The ITER tokamak company has a double the amount of hydrogen that was previously considered to be at its full capacity, thus it might generate significant amounts of nuclear fusion energy than previously assumed.

Raising the bar for nuclear fusion

"One of the benefits of making plasma inside a tokamak is the amount of hydrogen fuel you can inject into it," says Paolo Ricci, a member of the Swiss Plasma Center at the Federal Institute of Technology Lausanne (EPFL).

"So since the early days of fusion, we''ve realized that if you try to increase the fuel density, at some point there''d be something called a "disruption," according to Ricci. "So people in the 80s were trying to develop a law that could predict the maximum hydrogen density you can put inside a tokamak."

In 1988, fusion scientist Martin Greenwald published a famous law relating fuel density with a tokamak''s minor radius (the radius of the spherical reactor''s inner circle) as well as the current that flows in the tokamak plasma. The law, also known as the "Greenwald limit," became a foundational principle of research into nuclear fusion, and it has shaped the world''s largest fusion experiment, Europe''s ITER.

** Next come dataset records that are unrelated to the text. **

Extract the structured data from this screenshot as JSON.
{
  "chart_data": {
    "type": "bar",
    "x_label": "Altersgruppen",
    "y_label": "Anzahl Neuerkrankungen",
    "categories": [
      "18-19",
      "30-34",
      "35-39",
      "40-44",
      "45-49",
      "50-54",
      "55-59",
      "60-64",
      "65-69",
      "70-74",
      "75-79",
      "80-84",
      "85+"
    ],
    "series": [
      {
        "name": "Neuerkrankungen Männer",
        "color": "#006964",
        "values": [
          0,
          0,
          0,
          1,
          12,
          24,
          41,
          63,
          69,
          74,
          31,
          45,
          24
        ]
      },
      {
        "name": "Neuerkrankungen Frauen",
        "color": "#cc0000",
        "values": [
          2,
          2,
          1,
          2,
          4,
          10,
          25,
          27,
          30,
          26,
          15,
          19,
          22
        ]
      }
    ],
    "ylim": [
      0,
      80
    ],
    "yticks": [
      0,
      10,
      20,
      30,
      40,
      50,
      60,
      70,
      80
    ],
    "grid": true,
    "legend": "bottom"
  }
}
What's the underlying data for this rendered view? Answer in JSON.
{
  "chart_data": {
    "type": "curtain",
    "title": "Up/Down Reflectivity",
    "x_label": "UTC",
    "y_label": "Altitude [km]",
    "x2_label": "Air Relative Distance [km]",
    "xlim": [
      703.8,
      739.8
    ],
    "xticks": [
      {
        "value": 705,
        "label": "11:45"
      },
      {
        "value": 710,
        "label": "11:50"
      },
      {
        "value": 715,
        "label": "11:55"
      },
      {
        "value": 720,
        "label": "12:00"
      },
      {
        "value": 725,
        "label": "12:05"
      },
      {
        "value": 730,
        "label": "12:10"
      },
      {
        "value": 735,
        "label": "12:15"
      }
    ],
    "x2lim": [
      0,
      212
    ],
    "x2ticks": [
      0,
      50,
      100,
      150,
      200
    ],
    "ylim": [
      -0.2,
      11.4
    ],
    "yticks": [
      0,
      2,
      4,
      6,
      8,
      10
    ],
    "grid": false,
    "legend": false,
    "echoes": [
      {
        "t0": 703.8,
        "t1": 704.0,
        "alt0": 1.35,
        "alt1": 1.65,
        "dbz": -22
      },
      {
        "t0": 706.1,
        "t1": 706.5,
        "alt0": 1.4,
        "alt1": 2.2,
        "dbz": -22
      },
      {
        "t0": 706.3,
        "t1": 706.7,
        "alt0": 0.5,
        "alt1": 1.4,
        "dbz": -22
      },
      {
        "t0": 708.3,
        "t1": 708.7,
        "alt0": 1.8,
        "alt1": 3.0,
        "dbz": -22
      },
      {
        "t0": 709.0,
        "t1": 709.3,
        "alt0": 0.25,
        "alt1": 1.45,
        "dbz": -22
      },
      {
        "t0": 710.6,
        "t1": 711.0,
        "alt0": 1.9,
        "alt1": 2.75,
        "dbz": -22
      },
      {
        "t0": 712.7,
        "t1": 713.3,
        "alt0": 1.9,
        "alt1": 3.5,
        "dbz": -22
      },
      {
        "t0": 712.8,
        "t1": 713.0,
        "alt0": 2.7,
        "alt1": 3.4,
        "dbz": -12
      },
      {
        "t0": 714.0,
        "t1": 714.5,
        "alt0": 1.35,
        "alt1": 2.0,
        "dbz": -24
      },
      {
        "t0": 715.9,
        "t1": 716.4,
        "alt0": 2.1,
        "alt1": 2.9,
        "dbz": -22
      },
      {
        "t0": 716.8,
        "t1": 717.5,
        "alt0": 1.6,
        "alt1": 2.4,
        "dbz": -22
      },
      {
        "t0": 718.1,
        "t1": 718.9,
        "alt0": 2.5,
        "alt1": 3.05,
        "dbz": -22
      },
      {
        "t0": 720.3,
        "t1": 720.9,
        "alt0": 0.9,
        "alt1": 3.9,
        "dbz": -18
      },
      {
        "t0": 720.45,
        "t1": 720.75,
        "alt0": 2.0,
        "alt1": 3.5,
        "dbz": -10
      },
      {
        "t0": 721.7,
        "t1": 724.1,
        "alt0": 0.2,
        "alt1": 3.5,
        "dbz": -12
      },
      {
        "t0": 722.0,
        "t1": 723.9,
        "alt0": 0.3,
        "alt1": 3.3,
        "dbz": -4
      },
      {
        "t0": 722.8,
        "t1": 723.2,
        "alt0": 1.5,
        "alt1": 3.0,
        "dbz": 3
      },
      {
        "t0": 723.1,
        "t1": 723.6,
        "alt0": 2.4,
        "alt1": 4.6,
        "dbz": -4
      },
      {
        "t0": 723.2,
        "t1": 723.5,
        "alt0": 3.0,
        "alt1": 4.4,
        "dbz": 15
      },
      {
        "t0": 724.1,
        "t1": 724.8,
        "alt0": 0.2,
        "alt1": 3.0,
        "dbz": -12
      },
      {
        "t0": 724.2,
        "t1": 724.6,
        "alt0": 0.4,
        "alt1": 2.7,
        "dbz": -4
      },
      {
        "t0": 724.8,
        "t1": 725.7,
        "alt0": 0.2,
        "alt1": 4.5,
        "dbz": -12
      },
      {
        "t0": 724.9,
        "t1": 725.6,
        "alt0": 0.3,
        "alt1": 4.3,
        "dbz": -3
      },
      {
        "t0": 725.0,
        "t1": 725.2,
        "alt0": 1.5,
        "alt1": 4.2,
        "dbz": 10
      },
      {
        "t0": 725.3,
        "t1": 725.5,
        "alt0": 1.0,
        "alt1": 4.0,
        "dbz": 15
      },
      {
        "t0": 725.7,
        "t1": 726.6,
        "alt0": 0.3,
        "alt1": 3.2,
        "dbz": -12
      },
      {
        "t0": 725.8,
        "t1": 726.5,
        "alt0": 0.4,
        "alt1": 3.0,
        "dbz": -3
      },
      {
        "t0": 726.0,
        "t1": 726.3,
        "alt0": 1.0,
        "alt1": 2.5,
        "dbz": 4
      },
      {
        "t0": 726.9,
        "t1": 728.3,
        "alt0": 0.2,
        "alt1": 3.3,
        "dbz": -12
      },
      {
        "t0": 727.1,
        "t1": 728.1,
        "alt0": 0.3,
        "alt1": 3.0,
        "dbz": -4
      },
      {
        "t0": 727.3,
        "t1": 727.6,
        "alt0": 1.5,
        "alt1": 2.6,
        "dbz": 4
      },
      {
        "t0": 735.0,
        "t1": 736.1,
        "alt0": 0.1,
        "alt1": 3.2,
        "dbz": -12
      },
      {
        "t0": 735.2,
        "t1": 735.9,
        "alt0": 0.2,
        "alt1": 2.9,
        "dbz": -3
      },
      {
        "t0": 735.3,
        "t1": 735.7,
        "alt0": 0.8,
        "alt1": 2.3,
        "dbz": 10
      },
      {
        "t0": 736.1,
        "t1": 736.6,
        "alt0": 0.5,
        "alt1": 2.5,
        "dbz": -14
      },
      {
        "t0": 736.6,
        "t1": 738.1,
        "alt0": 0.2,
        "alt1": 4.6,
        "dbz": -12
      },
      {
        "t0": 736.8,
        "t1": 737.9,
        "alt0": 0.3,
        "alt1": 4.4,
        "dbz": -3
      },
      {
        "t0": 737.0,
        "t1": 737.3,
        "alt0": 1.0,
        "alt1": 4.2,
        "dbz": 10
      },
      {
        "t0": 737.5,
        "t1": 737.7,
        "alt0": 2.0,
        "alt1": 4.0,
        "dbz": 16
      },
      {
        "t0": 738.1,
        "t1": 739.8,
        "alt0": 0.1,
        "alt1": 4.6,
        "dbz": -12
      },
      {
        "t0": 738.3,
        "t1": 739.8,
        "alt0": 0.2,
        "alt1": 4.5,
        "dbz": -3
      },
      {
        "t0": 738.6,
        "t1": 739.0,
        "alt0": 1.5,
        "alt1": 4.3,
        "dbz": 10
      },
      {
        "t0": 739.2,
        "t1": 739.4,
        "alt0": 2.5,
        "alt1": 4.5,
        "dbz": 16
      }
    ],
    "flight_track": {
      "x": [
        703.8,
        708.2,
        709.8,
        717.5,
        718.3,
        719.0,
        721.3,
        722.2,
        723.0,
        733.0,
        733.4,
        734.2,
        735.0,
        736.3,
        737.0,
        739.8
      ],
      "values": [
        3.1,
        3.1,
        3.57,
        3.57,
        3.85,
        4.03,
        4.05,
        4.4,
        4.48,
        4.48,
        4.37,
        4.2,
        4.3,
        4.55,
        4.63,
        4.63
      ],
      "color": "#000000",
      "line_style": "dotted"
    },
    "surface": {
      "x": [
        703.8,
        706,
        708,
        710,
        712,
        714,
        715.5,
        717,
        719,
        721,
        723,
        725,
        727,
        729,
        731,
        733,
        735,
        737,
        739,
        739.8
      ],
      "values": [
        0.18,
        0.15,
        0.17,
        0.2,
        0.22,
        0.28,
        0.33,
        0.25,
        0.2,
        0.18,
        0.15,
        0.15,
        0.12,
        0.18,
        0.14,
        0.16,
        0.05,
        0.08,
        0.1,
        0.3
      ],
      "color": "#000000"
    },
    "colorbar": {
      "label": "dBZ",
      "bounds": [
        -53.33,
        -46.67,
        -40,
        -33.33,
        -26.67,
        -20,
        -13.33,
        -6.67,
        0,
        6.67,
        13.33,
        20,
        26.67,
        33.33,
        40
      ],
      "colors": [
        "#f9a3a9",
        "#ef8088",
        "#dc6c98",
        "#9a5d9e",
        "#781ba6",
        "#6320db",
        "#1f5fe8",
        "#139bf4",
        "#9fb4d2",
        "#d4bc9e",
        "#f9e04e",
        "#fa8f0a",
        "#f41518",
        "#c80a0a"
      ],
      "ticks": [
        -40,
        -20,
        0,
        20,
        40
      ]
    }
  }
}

The EPFL team''s latest research, published in Physical Review Letters, demonstrates that Greenwald''s limit was derived from experimental data.

"Greenwald derived the law empirically, but that is completely fromexperimental data, rather than a tested theory," Ricci said. "Still, the limit worked fairly for research. In some cases, like DEMO (ITER), this equation represents a significant limit to their use because it argues that you cannot increase fuel density above a certain level."

The EPFL team teamed up with other international tokamak teams to create a state-of-the-art experiment that allowed them to precisely measure the amount of fuel injected into a tokamak. The international tokamaks included the Joint European Torus (JET) in the United Kingdom (Max Plank Institute) and the EPFL''s own TCV tokamak. The two were coordinated by the EUROfusion Consortium.

Maurizio Giacomin, a Ph.D. student in Ricci''s group, analyzed the physics approaches that reduced the density in tokamaks to develop a first-principles law that correlated fuel density with tokamak size. To do this, they had to run simulations through some of the world''s largest computers, including the Swiss National Supercomputing Center.

"What we discovered, through our experiments, was that as you add more fuel into the plasma, parts of it move from the outer cold layer of the tokamak, the boundary, back into its core, because the plasma becomes more turbulent."

Plasma, according to researchers, becomes more resistant when it cools, in comparison to a copper wire. This means that when fuel you add in at the same temperature, the more of it cools down, making the flow of current more difficult.

In a tokamak, a new formula for the gasoline limit

While simulating plasma turbulence was a big challenge, Ricci and his team were able to do so, and they wrote a new formula for the fuel limit in a tokamak, according to the researchers. At the same time, Greenwald''s limit is equally lowered as a substantial change.

Crucially, the new equation claims that when it comes to ITER, the Greenwald limit can be increased to roughly double its current value, which means it can utilize twice the fuel without causing a disruption.

ITER and other global tokamak projects aim to harness the power of nuclear fusion, which has the potential to produce almost unlimited energy, using the same method as the Sun and the stars. In 2025, ITER is expected to begin operatingwith low-power hydrogen reactions.